A little more seriously, while one wouldn't want to live in a society where one had to take a job assigned by a decaying group of elders, Rand's contempt for a bit of honest physical work really is off-putting. I guess nobody really wants to be a street-sweeper, sure, but there's no shame in an honest day's work and one ought to be grateful if he lives in a place where the effort's made to keep the place clean. I suppose we're to take it for granted that good ol' E7 is too good for that, that he has natural talents as some kind of science-guy in a civilization of retrograde, superstitious imbeciles or some such, but really, he's the narrator, we're just having to take his word for it that he's as brilliant as all that and his civilization is oh-so-horrible.
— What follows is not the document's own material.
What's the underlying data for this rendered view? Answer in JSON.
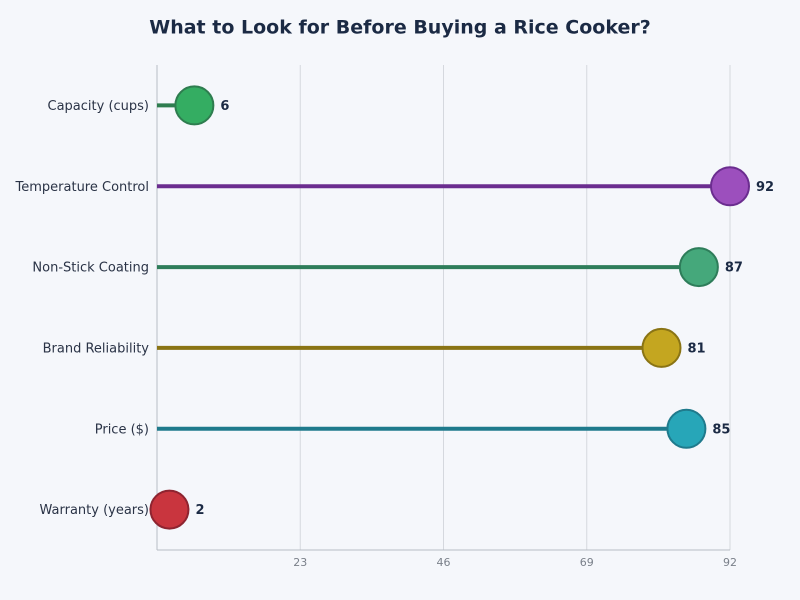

It's unlikely Rand has the craft (or imagination) to create an unreliable narrator and "Anthem" is meant to be taken at face value, but I guess part of what I'm saying is that the narrator of "Anthem" still sounds like every petulant teenager or early-twentysomething in history, misunderstood and held back and nobody loves him and this place sucks! Maybe if Rand wasn't so dead-set on making sure the reader knew E7 is better than everybody else (just like the reader and Ms. Rand!) I'd stop hating him enough to feel some sympathy for him and therefore horror at his situation. Instead I kind of want him to tell him to shut up and he missed a sandwich wrapper in the gutter over there.

Also, E7 meets a girl, and she's better and prettier and braver and more independent than all of the other girls even though she's just seventeen. If he gets a fucking pony I may not be able to finish the book for all the pony's prettiness and smartness and good temper and awesome bestness of all the ponies in ponydom. Is it sexist if I call E7 a fucking twat? Because I really want to, unless it's going to offend somebody, and even then I might still be tempted.
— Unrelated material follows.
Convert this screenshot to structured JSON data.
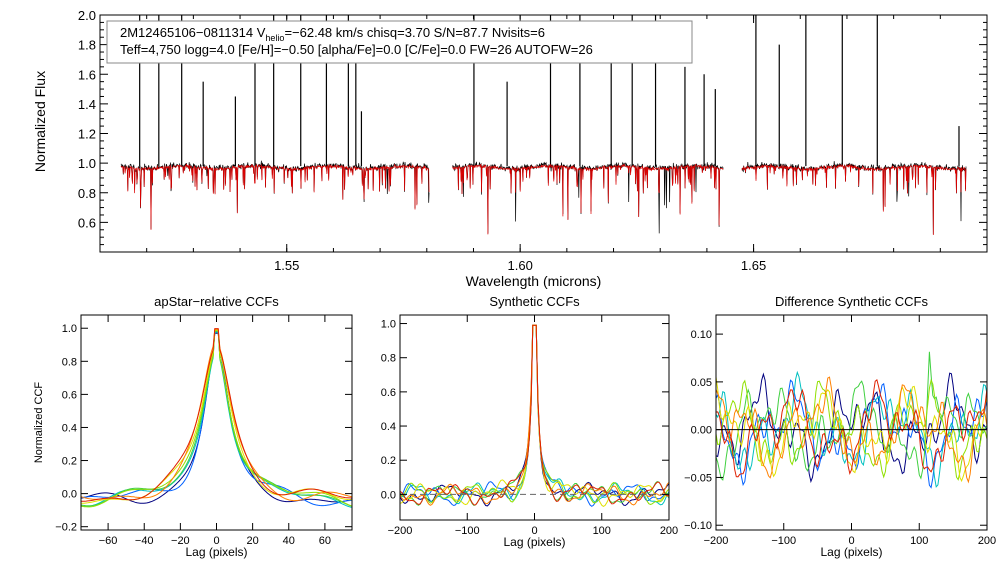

So I may have more to say after I get a little further into this wretched business, but I wanted to post something more than a music video today. At least the e-reader stuff might be useful to someone.




1Also, am I the only one who's detecting some kind of homoerotic vibe between E7 and International?

But we know. We know, when we look into each other's eyes. And when we look thus without words, we both know other things also, strange things for which there are no words, and these things frighten us.


Not that there's anything wrong with that, it's just not what I was led to expect from Ayn Rand. Oh, and this happens right before E7 discovers International's tunnel and explores it. Subtext? What subtext?







2 comments:

Seth Tuesday, March 1, 2011 at 7:06:00 PM EST  

Sounds a lot like this guy:

http://en.wikipedia.org/wiki/The_Secret_Diary_of_Adrian_Mole,_Aged_13%C2%BE

Eric Tuesday, March 1, 2011 at 8:05:00 PM EST  

I haven't read those, Seth but that sounds almost exactly right, except that the Wikipedia article for Adrian Mole says he usually fails, and I expect our E7 will succeed because he's so AWESOME and SUPERIOR to everybody.